The present study includes some limitations for the interpretation of the results. Firstly, we were not able to evaluate muscle glycogen content. Unfortunately, no previous studies have been conducted so far to investigate the relations between exercise‐induced muscle glycogen decrement and hepcidin elevation. In our latest study, we have observed that change in muscle glycogen content significantly correlated with the change in serum hepcidin level (unpublished data). Thus, determination of muscle glycogen content would contribute to clarifying the impact of PSD following an endurance exercise session on iron metabolism. Secondly, because we manipulated sleep duration during a single night, the cumulative effects of PSD during a training period remain unclear. Some previous studies that have used consecutive days of PSD have presented attenuated muscle function (Reilly & Piercy, 1994) and endurance capacity (Roberts, Teo, Aisbett, & Warmington, 2019), however, their findings are not fully consistent (Spencer, Bishop, Dawson, & Goodman, 2005). Thirdly, the present study shortened sleep duration by 60% during the early phase of the night. This is because the early phase of the night includes a higher ratio of slow‐wave sleep (stages 3 and 4), which plays an important role in recovery (Abedelmalek et al., 2013).

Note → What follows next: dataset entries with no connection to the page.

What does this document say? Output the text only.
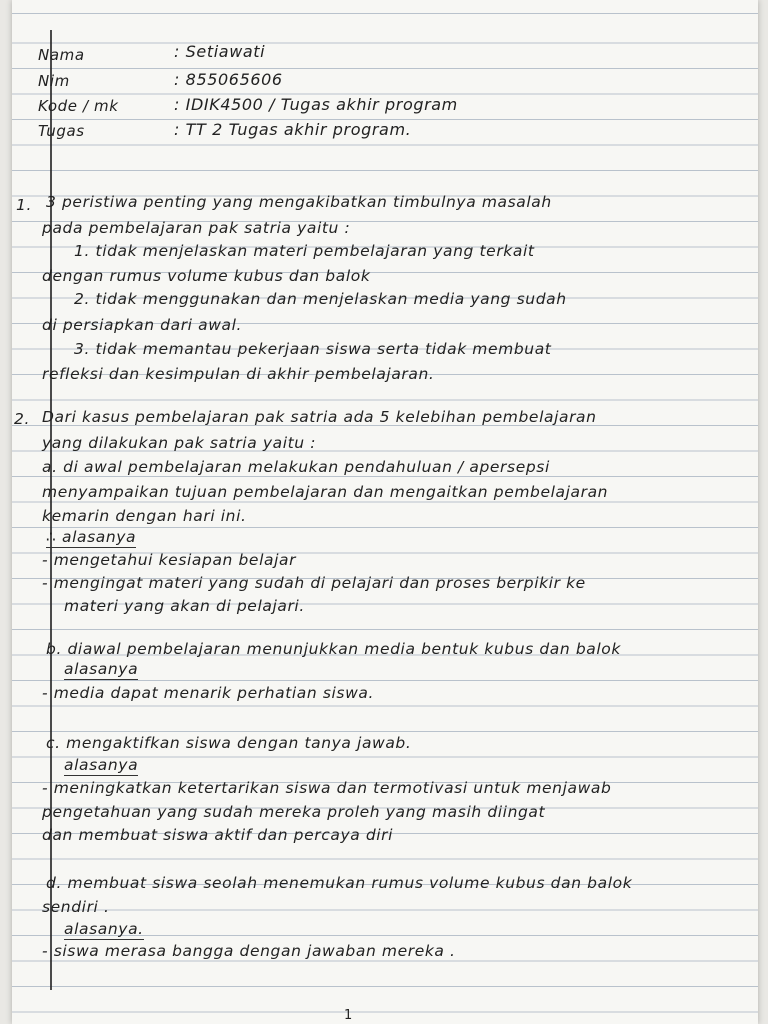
Nama	: Setiawati
Nim	: 855065606
Kode / mk	: IDIK4500 / Tugas akhir program
Tugas	: TT 2 Tugas akhir program.
1. 3 peristiwa penting yang mengakibatkan timbulnya masalah
pada pembelajaran pak satria yaitu :
1. tidak menjelaskan materi pembelajaran yang terkait
dengan rumus volume kubus dan balok
2. tidak menggunakan dan menjelaskan media yang sudah
di persiapkan dari awal.
3. tidak memantau pekerjaan siswa serta tidak membuat
refleksi dan kesimpulan di akhir pembelajaran.
2. Dari kasus pembelajaran pak satria ada 5 kelebihan pembelajaran
yang dilakukan pak satria yaitu :
a. di awal pembelajaran melakukan pendahuluan / apersepsi
menyampaikan tujuan pembelajaran dan mengaitkan pembelajaran
kemarin dengan hari ini.
∴ alasanya
- mengetahui kesiapan belajar
- mengingat materi yang sudah di pelajari dan proses berpikir ke
materi yang akan di pelajari.
b. diawal pembelajaran menunjukkan media bentuk kubus dan balok
alasanya
- media dapat menarik perhatian siswa.
c. mengaktifkan siswa dengan tanya jawab.
alasanya
- meningkatkan ketertarikan siswa dan termotivasi untuk menjawab
pengetahuan yang sudah mereka proleh yang masih diingat
dan membuat siswa aktif dan percaya diri
d. membuat siswa seolah menemukan rumus volume kubus dan balok
sendiri .
alasanya.
- siswa merasa bangga dengan jawaban mereka .
1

However, in a previous study by Mejri et al. (2017), PSD during the latter phase of the night (0300–0600) caused a greater attenuation of endurance capacity the following morning when compared with PSD during the early phase of the night (22:30–03:00 hr). Additionally, PSD during the latter phase of the night has been shown to augment Mb and hs‐CRP levels (Mejri et al., 2016). Therefore, the influence of different phases of PSD (early phase vs. latter phase) on iron metabolism would be a valuable topic for a future study.

CONCLUSION

The present study demonstrated that 60% of PSD after an exercise session in the evening did not affect baseline serum hepcidin levels the following morning. Moreover, 60 min of running the following morning increased serum hepcidin and plasma IL‐6 levels significantly, but the exercise‐induced increases were not affected by PSD. These findings suggest that exercise‐induced iron metabolism is relatively robust despite a single night of sleep loss after an exercise session.

CONFLICT OF INTEREST

The authors declare no conflict of interest and have no financial relationship to disclose.

AUTHORS’ CONTRIBUTIONS

KG and AM were part of the conception and protocol design, and wrote the manuscript. KG, AM, HI, and TM conducted the experiments. KG, AM, and NH were responsible for data analyses. CEB critically revised the manuscript and gave advices for corrections to KG.